HACKER Q&A
📣 dori23

How to ditch Big Tech for secure, privacy-focused alternatives?


I’m trying to move away from Big Tech in my personal life (i.e. Google, Apple, Meta, Microsoft, X, etc). However, finding a user-friendly, privacy-conscious ecosystem that covers essentials like email, messaging, documents, cloud storage, messaging, etc. hasn’t been straightforward.

I’ve researching various open-source tools and smaller providers, but it seems tricky to match Big Tech’s convenience without sacrificing security or usability. Some of the smaller providers also bring their own privacy concerns.

Have you managed to leave Big Tech entirely—or at least minimize reliance on their services—and still keep a smooth workflow? If so, what does your setup look like? Any recommendations or lessons learned are greatly appreciated.


  👤 znpy Accepted Answer ✓
I run 90% of a communication stack on a 10 years old hp microserver gen8. I run a pretty vanilla rocky linux installation and run stuff that’s not available in repositories in unprivileged (rootless) podman containers. I mostly only serve myself.

Mail (postfix/dovecot) is cheap. Most other things i have nextcloud for (with acceptable performance). I ran a matrix server for a while but dropped it since none of my friends used that so it was essentially useless.

I can do most things without relying on big tech.

The expensive parts are:

- disks. I have four disks.

- time to learn stuff (it takes a while but some knowledge lasts pretty much forever)

- time for maintenance

Edit: leaving the big tech is really going DIY, learning how the individual things work and then plumbing them together. Anything other than that is largely snakeoil from what i’ve seen. Some friends tell me modern mid-high end NASes might do some of the things you like.


👤 GianFabien
I have very similar concerns to the OP.

The core of the problem is that the Big Tech solutions are funded by massive advertising revenues. People in general prefer free to paid solutions. Thus the small-tech companies are either trying to provide services on minuscule ad revenue and/or charge the vastly smaller user-base. Either way they cannot match BigTech for reach, etc.

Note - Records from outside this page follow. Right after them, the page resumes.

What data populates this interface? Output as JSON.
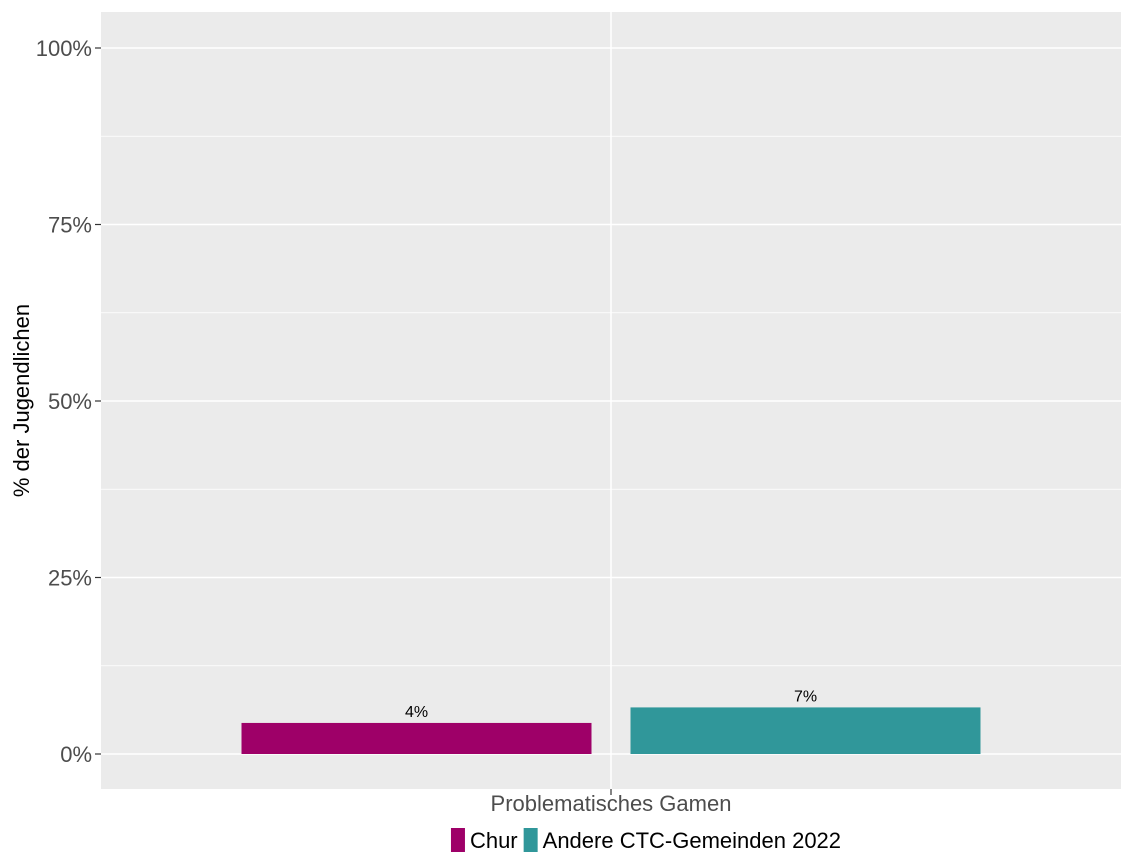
{
  "chart_data": {
    "type": "bar",
    "categories": [
      "Problematisches Gamen"
    ],
    "series": [
      {
        "name": "Chur",
        "values": [
          4.4
        ],
        "label": "4%",
        "color": "#9e0068"
      },
      {
        "name": "Andere CTC-Gemeinden 2022",
        "values": [
          6.6
        ],
        "label": "7%",
        "color": "#30979a"
      }
    ],
    "ylabel": "% der Jugendlichen",
    "xlabel": "",
    "ylim": [
      0,
      100
    ],
    "yticks": [
      0,
      25,
      50,
      75,
      100
    ],
    "ytick_labels": [
      "0%",
      "25%",
      "50%",
      "75%",
      "100%"
    ],
    "grid": true,
    "panel_background": "#ebebeb",
    "grid_color": "#ffffff",
    "legend_position": "bottom"
  }
}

My solution is to use Gmail for non-critical emails, iMail for important emails. Some FB Messenger for contact with distant relatives. For the rest I simply self-host. No cloud storage (portable HDs are cheap and easy to use). LibreOffice for what little office automation I need. And of course running Debian Linux.


👤 skydhash
Unless it's for communication and collaboration, I don't care much about online services. I moved away from gmail mostly because google is trying to bundle everything there and the fact that trigger-happy bans. I use a couple of other service for backup, while I kept Google for easy collaboration with others (rarely happens, and I usually kept a backup of the documents), Youtube on the TV, and temp accounts. Almost everything else is local, shared via SMB or SFTP. I have a VPS for git repos (via ssh).

👤 dotcoma
Tuta.com for emails, Mega for backups, Bitwarden for passwords, Iridium as my browser.

Deleted Facebook, never used Instagram, Snapchat nor TikTok, I access YouTube via DuckDuckGo’s ad-less interface, I am quitting X.

You can’t really do without WhatsApp, at least in my experience.